Il est 17h56 et Adrien n’a toujours pas reçu de réponse au message qu’il a envoyé à son ex. Nous attendons avec lui, entre le gigot de sa mère et les anecdotes de son père, et nous célébrons ses maladresses, ses actions hasardeuses immédiatement regrettées mais aussi ses souvenirs bucoliques comme celui qui l'amena près de l'arbre à vœux avec la fille dont il attend désespérément un signe, un geste, un message - chapitre d'anthologie dont je ne me remets pas, je n'avais pas tant ri en lisant depuis les aventures d'Ignatius Reilly dans "la Conjuration des Imbéciles".
Cette expérience livresque m'a plongé dans un état de reviviscence mélancolique: le dimanche, c’était Chuck Norris et la Formule 1 après le repas, on ne se parlait pas vraiment à table car le son de la télé allait trop fort, on allait fumer des cigarettes en cachette, on s’échangeait des Cds avec les copains qu’après on perdait et qu’on devait racheter, on s’envoyait des alertes sur des radiomessageries sophistiquées demandant à être rappelé et on débriefait trente minutes avec Sébastien ou Stéphane ou Nicolas sur le téléphone à cadran des parents au sujet de la soirée de la veille qui s’était à nouveau soldée par de cuisants échecs sentimentaux.

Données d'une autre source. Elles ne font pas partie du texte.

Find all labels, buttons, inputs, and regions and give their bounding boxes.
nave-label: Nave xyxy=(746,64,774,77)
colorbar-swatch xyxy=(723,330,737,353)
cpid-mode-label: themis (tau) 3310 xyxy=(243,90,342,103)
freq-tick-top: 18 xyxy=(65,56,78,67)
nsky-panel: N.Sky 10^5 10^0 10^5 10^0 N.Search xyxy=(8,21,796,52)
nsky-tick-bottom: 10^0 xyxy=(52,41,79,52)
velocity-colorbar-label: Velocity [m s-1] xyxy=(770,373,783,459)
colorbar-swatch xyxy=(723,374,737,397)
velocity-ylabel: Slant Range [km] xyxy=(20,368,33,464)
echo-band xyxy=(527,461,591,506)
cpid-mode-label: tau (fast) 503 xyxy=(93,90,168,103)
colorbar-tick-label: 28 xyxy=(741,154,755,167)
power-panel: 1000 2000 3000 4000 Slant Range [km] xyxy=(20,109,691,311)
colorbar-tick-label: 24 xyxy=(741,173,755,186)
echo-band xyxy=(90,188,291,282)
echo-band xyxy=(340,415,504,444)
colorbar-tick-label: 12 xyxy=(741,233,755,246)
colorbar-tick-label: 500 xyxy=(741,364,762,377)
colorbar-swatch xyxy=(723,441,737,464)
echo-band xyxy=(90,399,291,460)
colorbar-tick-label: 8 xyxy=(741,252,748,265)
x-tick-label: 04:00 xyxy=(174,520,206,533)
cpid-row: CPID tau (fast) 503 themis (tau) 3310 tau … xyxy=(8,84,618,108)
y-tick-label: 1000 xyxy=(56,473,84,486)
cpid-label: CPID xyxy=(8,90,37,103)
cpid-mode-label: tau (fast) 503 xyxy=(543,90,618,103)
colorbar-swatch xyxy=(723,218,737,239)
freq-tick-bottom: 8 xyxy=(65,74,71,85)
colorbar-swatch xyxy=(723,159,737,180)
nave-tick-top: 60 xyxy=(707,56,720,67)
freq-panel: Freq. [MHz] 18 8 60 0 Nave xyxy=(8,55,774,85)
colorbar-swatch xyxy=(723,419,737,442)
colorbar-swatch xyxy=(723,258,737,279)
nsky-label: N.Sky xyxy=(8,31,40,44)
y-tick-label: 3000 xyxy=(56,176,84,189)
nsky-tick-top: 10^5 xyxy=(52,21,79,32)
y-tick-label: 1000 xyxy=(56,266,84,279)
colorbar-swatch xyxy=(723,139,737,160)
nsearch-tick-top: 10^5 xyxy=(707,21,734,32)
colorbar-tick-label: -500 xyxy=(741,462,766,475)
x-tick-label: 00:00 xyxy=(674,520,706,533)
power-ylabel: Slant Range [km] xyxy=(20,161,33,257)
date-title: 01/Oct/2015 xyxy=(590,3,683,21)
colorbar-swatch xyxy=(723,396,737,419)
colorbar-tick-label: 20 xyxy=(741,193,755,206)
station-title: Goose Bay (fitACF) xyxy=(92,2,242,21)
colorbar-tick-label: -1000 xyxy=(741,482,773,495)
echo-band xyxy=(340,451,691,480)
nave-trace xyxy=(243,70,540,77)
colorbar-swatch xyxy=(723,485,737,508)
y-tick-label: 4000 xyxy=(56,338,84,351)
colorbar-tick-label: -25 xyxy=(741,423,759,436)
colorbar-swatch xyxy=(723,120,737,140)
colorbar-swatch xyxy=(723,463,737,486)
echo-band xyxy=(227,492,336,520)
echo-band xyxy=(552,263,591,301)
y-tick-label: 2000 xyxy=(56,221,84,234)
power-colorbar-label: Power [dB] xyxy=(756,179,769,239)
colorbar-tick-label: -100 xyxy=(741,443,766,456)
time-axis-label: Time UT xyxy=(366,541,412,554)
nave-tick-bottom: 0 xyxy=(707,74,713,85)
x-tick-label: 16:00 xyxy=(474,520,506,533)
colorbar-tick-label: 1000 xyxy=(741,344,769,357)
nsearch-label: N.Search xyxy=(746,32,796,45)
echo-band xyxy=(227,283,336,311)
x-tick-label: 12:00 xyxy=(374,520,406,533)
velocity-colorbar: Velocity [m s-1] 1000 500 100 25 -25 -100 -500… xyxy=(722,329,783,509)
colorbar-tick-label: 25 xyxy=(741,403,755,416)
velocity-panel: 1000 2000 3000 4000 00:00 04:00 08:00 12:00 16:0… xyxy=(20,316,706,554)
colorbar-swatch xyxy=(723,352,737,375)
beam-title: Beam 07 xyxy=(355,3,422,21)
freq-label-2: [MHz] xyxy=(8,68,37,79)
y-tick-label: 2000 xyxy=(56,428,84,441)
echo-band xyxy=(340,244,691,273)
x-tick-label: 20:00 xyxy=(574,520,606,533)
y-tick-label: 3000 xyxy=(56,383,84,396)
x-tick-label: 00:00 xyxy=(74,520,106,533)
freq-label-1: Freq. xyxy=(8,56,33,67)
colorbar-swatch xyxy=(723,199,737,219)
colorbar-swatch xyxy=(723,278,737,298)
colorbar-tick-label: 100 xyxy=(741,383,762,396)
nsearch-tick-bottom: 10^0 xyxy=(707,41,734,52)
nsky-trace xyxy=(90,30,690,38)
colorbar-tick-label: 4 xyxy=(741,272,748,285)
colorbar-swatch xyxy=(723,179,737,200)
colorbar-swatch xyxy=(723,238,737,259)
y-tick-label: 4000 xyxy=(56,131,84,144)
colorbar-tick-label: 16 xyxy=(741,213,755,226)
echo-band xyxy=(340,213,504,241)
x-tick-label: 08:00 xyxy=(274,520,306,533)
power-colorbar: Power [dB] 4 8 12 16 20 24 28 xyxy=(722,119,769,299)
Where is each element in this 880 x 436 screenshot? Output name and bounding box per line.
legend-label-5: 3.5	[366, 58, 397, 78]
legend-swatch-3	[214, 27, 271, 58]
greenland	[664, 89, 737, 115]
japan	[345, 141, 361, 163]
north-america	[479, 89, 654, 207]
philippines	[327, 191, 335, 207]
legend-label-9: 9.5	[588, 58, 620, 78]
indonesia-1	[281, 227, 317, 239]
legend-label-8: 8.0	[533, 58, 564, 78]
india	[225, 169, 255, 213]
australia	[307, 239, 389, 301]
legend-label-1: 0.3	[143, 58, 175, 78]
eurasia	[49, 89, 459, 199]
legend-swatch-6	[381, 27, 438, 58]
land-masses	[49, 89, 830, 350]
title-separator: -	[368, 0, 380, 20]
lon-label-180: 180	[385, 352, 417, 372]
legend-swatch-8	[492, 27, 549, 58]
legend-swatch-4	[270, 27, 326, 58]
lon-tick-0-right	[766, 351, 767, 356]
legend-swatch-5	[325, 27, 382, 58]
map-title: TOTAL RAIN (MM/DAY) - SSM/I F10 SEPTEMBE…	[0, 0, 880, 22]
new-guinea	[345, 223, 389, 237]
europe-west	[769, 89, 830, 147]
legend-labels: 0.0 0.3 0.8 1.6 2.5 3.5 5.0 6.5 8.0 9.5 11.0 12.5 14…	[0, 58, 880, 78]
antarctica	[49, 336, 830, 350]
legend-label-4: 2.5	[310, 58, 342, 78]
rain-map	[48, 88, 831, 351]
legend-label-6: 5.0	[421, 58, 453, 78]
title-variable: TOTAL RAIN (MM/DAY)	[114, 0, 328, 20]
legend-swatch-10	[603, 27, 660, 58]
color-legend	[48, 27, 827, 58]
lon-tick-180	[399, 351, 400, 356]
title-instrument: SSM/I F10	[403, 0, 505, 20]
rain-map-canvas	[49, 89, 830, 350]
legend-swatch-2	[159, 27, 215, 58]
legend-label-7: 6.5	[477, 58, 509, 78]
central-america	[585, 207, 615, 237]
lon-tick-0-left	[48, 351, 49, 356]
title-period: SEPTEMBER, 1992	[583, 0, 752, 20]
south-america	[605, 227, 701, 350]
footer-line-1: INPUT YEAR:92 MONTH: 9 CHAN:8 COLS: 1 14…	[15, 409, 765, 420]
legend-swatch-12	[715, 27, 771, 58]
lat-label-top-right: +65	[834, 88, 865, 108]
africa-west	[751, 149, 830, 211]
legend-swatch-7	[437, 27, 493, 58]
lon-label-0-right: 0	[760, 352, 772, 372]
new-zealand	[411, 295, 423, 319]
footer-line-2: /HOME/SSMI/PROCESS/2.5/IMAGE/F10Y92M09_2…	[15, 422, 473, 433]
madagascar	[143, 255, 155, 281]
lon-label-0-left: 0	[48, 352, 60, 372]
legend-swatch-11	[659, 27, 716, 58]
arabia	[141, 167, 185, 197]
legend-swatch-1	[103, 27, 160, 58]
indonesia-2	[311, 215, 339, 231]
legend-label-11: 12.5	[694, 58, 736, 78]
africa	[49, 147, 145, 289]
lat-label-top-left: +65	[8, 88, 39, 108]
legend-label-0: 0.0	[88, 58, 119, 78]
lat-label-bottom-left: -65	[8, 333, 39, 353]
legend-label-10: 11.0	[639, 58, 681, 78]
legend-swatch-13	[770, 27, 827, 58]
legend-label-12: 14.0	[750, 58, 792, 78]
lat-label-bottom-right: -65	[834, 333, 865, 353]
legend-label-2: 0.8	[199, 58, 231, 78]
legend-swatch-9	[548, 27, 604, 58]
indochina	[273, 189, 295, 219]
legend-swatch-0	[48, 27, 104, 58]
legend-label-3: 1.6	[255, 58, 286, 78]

Maintenant, il allait falloir préparer sa semaine et prendre le train pour rentrer dans sa piaule car demain on avait un devoir sur un ouvrage de Karl Polanyi à rendre et qu’il n’était pas terminé mais que ce n’était pas grave, on écouterait la radio jusque tard le soir, éclairé par les néons de la ville pas encore tout à fait connectée, pas encore tout à fait fière, encore un tout petit peu perdante.